How to Glue the Hyperbolic Plane to Form Klein's Quartic?

[Lapidus]

Can someone tell me how I have to glue together the hyperbolic plane
so that I get the surface (Klein's quartic) shown to the left. I found this picture on the net, but without a desription how to glue.
thanks!

 

[mathwonk]

this is a fun question. i don't know the answer but it is fun staring at the pictures. since the klein quartic is a surface of genus 3, one must mnake a minimum of 6 loop cuts to render it topologically a disc as in th picture. but there are 14 edges to the disc in the picture. this has something to do with th symmetries of the klein quartic which has symmetries of orders 2,3, 7, so the decomposition is done in a way that respects these symmetries. e.g. rotation of order 7 about the center gives one of the automorphisms of the quartic, but i don't quite see how to glue it back together.

 

[jim mcnamara]

Oh brother. Beyond my pay grade - so John Baez on understanding part of this problem
http://www.tony5m17h.net/JBGEKQ.html

Neat movie.

 

[mathwonk]

this is a nice link with a description of how to glue, but it puzzles me since again making more than 6 loops cuts would separate the disc, so somehow those cuts are not all loop cuts?

 

[zinq]

Since the genus of a g-holed torus is g, the Klein quartic has genus 3, and hence Euler characteristic 2 - 2g = -4.

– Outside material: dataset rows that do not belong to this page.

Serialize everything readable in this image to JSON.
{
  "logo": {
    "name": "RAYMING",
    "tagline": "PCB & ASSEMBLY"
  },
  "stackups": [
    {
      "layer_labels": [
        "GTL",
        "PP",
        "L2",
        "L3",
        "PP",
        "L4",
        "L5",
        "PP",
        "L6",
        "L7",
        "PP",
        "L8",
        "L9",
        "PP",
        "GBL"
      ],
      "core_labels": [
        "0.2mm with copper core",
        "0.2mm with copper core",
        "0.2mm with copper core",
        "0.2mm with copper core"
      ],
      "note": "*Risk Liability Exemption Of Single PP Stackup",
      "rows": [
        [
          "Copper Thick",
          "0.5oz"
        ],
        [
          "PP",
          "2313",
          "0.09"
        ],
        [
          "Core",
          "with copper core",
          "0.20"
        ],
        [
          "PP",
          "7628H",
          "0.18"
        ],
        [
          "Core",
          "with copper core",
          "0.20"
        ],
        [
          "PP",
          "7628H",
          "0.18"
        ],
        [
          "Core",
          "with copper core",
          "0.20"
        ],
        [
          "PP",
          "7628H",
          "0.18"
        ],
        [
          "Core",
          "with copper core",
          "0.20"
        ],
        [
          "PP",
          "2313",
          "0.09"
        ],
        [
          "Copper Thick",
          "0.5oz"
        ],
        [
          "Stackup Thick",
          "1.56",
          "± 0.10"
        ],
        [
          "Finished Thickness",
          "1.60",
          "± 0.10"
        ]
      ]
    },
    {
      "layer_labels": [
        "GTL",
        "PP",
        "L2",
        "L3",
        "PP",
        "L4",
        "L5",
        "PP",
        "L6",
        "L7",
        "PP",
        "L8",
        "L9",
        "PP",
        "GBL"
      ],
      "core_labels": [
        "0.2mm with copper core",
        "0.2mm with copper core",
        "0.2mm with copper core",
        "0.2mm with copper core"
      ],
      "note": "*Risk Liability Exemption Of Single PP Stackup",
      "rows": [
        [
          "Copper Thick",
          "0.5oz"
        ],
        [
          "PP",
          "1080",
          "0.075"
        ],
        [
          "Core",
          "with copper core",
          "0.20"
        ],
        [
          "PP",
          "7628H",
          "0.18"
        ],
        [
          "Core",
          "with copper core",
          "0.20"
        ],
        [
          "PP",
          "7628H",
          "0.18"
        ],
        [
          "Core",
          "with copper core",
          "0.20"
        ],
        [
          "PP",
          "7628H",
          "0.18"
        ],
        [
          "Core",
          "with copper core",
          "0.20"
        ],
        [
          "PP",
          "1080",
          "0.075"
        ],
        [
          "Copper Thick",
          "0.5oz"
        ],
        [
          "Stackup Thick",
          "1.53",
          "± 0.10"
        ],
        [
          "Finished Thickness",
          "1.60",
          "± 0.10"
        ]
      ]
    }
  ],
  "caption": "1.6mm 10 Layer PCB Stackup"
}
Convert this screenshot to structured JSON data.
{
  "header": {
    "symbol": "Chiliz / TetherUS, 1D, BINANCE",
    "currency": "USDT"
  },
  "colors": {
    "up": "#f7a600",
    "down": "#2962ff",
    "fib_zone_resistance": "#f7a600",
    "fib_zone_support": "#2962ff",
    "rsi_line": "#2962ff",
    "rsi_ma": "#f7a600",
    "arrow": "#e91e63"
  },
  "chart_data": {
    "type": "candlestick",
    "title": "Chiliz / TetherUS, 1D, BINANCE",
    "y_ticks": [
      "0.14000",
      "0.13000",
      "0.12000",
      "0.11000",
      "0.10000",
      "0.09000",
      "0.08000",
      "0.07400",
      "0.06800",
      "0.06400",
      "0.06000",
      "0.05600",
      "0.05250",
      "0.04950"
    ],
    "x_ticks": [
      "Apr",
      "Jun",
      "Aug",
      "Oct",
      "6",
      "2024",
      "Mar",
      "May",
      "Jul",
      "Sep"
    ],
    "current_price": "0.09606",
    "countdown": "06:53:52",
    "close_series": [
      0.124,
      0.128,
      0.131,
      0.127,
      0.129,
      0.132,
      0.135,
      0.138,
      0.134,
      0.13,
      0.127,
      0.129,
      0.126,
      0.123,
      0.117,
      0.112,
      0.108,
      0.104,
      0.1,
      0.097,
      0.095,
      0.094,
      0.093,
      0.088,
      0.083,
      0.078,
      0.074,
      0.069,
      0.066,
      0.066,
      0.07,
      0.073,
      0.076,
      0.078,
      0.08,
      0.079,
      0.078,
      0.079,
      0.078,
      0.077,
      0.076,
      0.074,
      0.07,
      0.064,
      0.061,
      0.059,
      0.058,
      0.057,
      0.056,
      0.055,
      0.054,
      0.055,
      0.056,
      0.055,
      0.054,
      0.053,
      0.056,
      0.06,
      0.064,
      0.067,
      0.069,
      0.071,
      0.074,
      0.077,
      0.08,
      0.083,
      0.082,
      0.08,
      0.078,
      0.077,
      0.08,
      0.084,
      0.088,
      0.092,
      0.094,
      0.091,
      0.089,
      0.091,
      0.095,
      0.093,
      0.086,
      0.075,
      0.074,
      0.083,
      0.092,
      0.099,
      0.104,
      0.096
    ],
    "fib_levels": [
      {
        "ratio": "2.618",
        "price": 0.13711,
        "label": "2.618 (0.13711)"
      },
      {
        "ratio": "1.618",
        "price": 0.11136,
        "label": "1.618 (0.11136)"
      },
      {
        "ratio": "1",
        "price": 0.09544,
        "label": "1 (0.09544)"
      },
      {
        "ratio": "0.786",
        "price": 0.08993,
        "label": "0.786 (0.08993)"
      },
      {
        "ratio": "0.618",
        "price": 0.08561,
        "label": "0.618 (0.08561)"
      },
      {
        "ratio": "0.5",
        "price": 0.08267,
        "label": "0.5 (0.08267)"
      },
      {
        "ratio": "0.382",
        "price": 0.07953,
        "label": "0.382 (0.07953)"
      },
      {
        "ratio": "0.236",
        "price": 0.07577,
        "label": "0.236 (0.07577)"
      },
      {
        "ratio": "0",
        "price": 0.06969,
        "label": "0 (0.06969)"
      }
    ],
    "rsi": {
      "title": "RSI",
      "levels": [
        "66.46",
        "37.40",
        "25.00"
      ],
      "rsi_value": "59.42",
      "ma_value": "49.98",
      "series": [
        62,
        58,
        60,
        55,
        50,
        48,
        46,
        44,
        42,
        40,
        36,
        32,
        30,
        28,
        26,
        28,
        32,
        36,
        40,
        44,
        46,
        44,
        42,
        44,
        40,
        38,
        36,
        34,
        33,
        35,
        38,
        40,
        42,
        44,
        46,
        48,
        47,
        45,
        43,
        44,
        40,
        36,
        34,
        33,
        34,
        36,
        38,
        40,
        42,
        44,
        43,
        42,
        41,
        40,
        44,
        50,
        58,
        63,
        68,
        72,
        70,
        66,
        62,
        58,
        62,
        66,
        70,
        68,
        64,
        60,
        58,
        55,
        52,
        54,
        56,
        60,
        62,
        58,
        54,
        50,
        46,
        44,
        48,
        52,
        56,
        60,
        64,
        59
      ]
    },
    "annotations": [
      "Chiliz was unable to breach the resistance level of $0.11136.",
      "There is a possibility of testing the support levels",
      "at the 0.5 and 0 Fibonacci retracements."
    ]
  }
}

After identifying the edges in pairs, there will be 1 2-cell, 7 edges, and say V vertices.

The alternating sum 1 - 7 + V is the Euler characteristic, so we have

1 - 7 + V = -4​

and so

V = 2.​

The reason that the number of cuts seemed too many is that there will be 2 vertices after identification, not just 1.

 

[mathwonk]

equivalently the last cut along the edge joining the two distinct vertices is not a loop cut.

 

[zinq]

In fact, all 7 "cuts" are between the two vertices. Though it is better to call them edges.